← All Case Studies
Data Infrastructure

Knowledge Graph + Entity Intelligence

by Aryan Arora

12 entity types, auto-enrichment pipeline, 315+ nodes and 597+ edges. Every project artifact mapped and traversable.

PostgreSQL asyncpg FastAPI Mermaid.js
Impact

Knowledge graph with 12 entity types and auto-enrichment tracking 315+ nodes and 597+ edges across all project artifacts

The Problem

Project data was scattered across tables with no connective tissue. Tasks existed in one table, sprints in another, research documents elsewhere, revenue entries isolated. You could query individual entities but couldn't answer relational questions: "What research informed this sprint?" or "Which tasks generated this revenue?" The relationships existed implicitly in people's heads but not in the data.

For AI agents operating autonomously, this was fatal. Agents can't reason about project context when the context graph doesn't exist.

What I Built

A knowledge graph layer on top of PostgreSQL that tracks 12 entity types and their relationships. The graph builds itself — every entity creation automatically triggers relation enrichment, and a boot-time backfill catches anything missed. No manual graph maintenance required.

The key architectural decision: build the graph inside PostgreSQL rather than introducing a dedicated graph database.
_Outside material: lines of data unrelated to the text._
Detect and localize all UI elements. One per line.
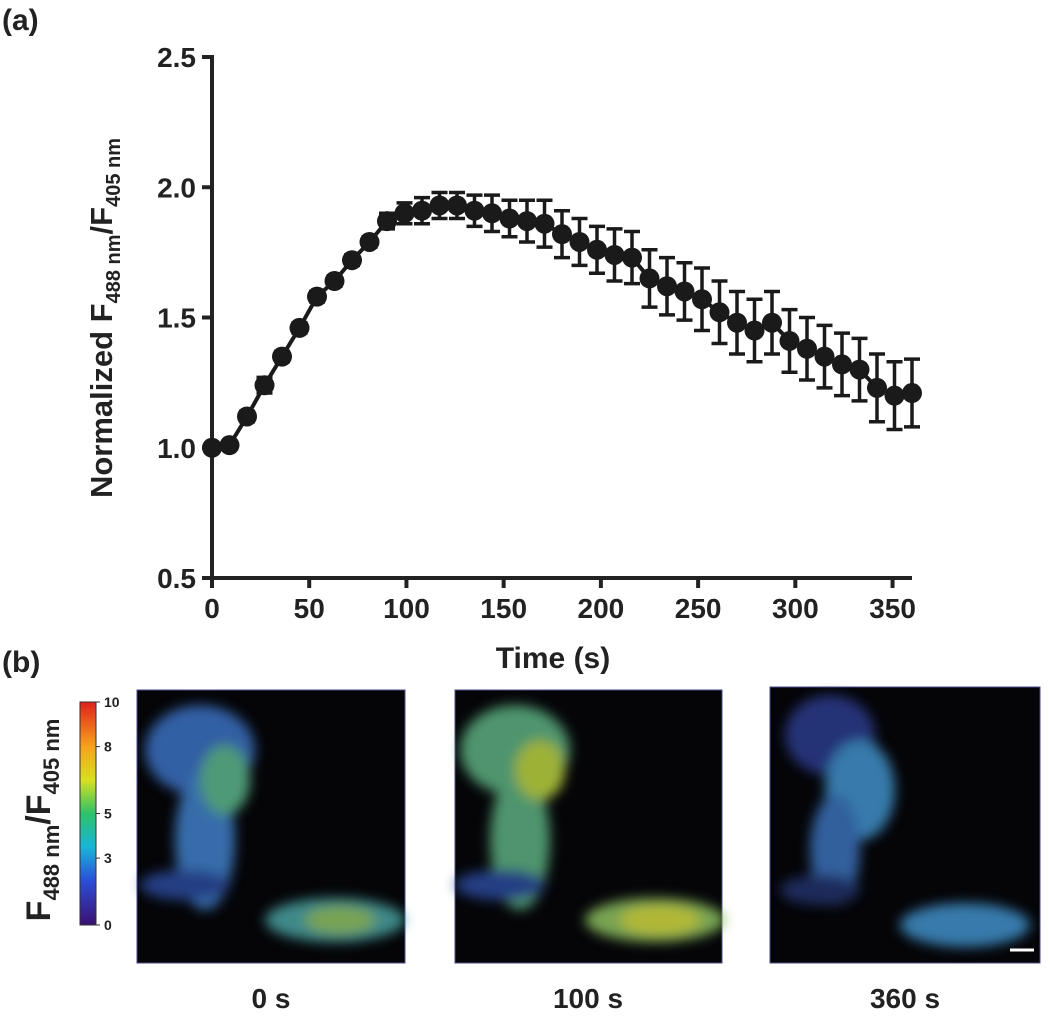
data-point <box>324 271 345 292</box>
image-100s <box>454 689 725 964</box>
y-tick-label: 0.5 <box>157 563 196 594</box>
data-point <box>867 377 887 398</box>
data-point <box>412 200 432 221</box>
image-360s <box>769 686 1041 964</box>
data-point <box>657 276 677 297</box>
data-point <box>359 231 380 252</box>
data-point <box>779 330 800 351</box>
colorbar-label: F488 nm/F405 nm <box>20 719 64 922</box>
x-tick-label: 250 <box>675 593 722 624</box>
data-point <box>692 289 712 310</box>
y-label-sub: 405 nm <box>103 138 125 207</box>
panel-label: (a) <box>2 4 39 37</box>
x-tick-label: 50 <box>294 593 325 624</box>
data-point <box>744 320 765 341</box>
x-tick-label: 200 <box>578 593 625 624</box>
data-point <box>289 317 310 338</box>
data-point <box>587 239 607 260</box>
y-tick-label: 2.0 <box>157 172 196 203</box>
data-point <box>709 302 730 323</box>
data-point <box>517 211 537 232</box>
data-point <box>272 346 292 367</box>
data-point <box>499 208 520 229</box>
x-tick-label: 300 <box>772 593 819 624</box>
colorbar <box>79 701 97 926</box>
data-point <box>254 375 275 396</box>
colorbar-tick-label: 8 <box>104 739 112 755</box>
data-point <box>377 211 397 232</box>
x-tick-label: 100 <box>383 593 430 624</box>
data-point <box>482 203 502 224</box>
data-point <box>849 359 870 380</box>
image-caption: 100 s <box>553 983 623 1014</box>
colorbar-tick-label: 3 <box>104 850 112 866</box>
data-point <box>569 231 590 252</box>
image-caption: 0 s <box>252 983 291 1014</box>
data-point <box>464 200 485 221</box>
y-tick-label: 1.5 <box>157 303 196 334</box>
data-point <box>202 437 222 458</box>
data-point <box>797 338 817 359</box>
data-point <box>832 354 852 375</box>
data-point <box>429 195 450 216</box>
data-point <box>622 247 642 268</box>
data-point <box>394 203 415 224</box>
data-point <box>534 213 555 234</box>
y-tick-label: 2.5 <box>157 42 196 73</box>
y-label-sub: 488 nm <box>103 234 125 303</box>
x-axis-label: Time (s) <box>496 642 610 675</box>
data-point <box>762 312 782 333</box>
data-point <box>727 312 747 333</box>
cbar-label-text: F <box>20 901 58 922</box>
data-point <box>814 346 835 367</box>
y-label-text: /F <box>84 207 119 235</box>
data-point <box>902 383 922 404</box>
x-tick-label: 150 <box>480 593 527 624</box>
data-point <box>604 244 625 265</box>
panel-label: (b) <box>2 646 40 679</box>
y-axis-label: Normalized F488 nm/F405 nm <box>84 138 125 498</box>
colorbar-tick-label: 5 <box>104 806 112 822</box>
data-point <box>552 224 572 245</box>
data-point <box>219 435 240 456</box>
data-point <box>884 385 905 406</box>
image-0s <box>136 689 406 964</box>
cbar-label-sub: 488 nm <box>39 825 64 901</box>
data-point <box>674 281 695 302</box>
x-tick-label: 0 <box>204 593 220 624</box>
data-point <box>237 406 257 427</box>
y-label-text: Normalized F <box>84 303 119 498</box>
data-point <box>447 195 467 216</box>
cbar-label-sub: 405 nm <box>39 719 64 795</box>
data-point <box>307 286 327 307</box>
data-point <box>342 250 362 271</box>
data-point <box>639 268 660 289</box>
colorbar-tick-label: 0 <box>104 917 112 933</box>
image-caption: 360 s <box>870 983 940 1014</box>
cbar-label-text: /F <box>20 795 58 825</box>
colorbar-tick-label: 10 <box>104 694 120 710</box>
x-tick-label: 350 <box>869 593 916 624</box>
y-tick-label: 1.0 <box>157 433 196 464</box>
The relations table with entity_type + entity_id pairs handles our traversal patterns through recursive CTEs, and we avoid the operational overhead of a separate database.

Architecture

Why PostgreSQL over Neo4j: At 315+ nodes and 597+ edges, our graph is well within PostgreSQL's comfort zone. Neo4j would require a separate database process, separate backup strategy, separate monitoring, and Cypher query language — all for a graph that PostgreSQL handles with a single relations table and recursive CTEs. The operational simplicity dividend is enormous. If the graph grows past 100K edges, we'd reconsider.

Why asyncpg over SQLAlchemy: Graph traversal queries hit the database frequently during enrichment. Raw asyncpg with prepared statements gives us 2-3x throughput over SQLAlchemy's async adapter for the batch INSERT patterns that bulk_enrich_graph_internal() executes on boot.

12 entity types: task, sprint, session, app, research, revenue, content, user, contact, presentation, skill, tool

Relation types: belongs_to, depends_on, created_in, part_of

Auto-enrichment pipeline:
1. Entity created (task, session, sprint, app) with project_id
2. auto_enrich_relation() fires post-INSERT
3. Graph edge inserted: (entity_type, entity_id) --[relation]--> (target_type, target_id)
4. No manual step, no cron job, no batch process

Boot enrichment: bulk_enrich_graph_internal() runs on application startup, scanning all entities and backfilling any missing edges. Idempotent — safe to run repeatedly.

Key Decisions

Auto-enrich on create over batch enrichment — real-time graph updates mean the graph is always current. Batch enrichment introduces a window where the graph is stale, which breaks agent reasoning.

Simple relation types over rich edge properties — four relation types (belongs_to, depends_on, created_in, part_of) cover 95% of our traversal queries. Adding edge weights, timestamps, or metadata would complicate queries without proportional benefit at this scale.

Boot-time backfill as safety net — auto-enrichment should catch everything, but defensive programming means we verify on startup. The backfill adds under 2 seconds to boot time and guarantees graph completeness.

Impact

  • 315+ nodes and 597+ edges built entirely through auto-enrichment — zero manual graph curation
  • 12 entity types covering every project artifact from tasks to tools
  • Agents query the graph to understand project context before taking action
  • Graph visualization (Mermaid.js) provides instant project topology overview
  • Boot enrichment guarantees no orphaned entities

Trade-offs

PostgreSQL graph queries are O(edges) for traversal, not O(1) like native graph databases. At our scale this is irrelevant, but it would matter at 100K+ edges. The simple relation type system (4 types) occasionally forces awkward modeling — "this research informed this sprint" uses belongs_to, which isn't semantically precise.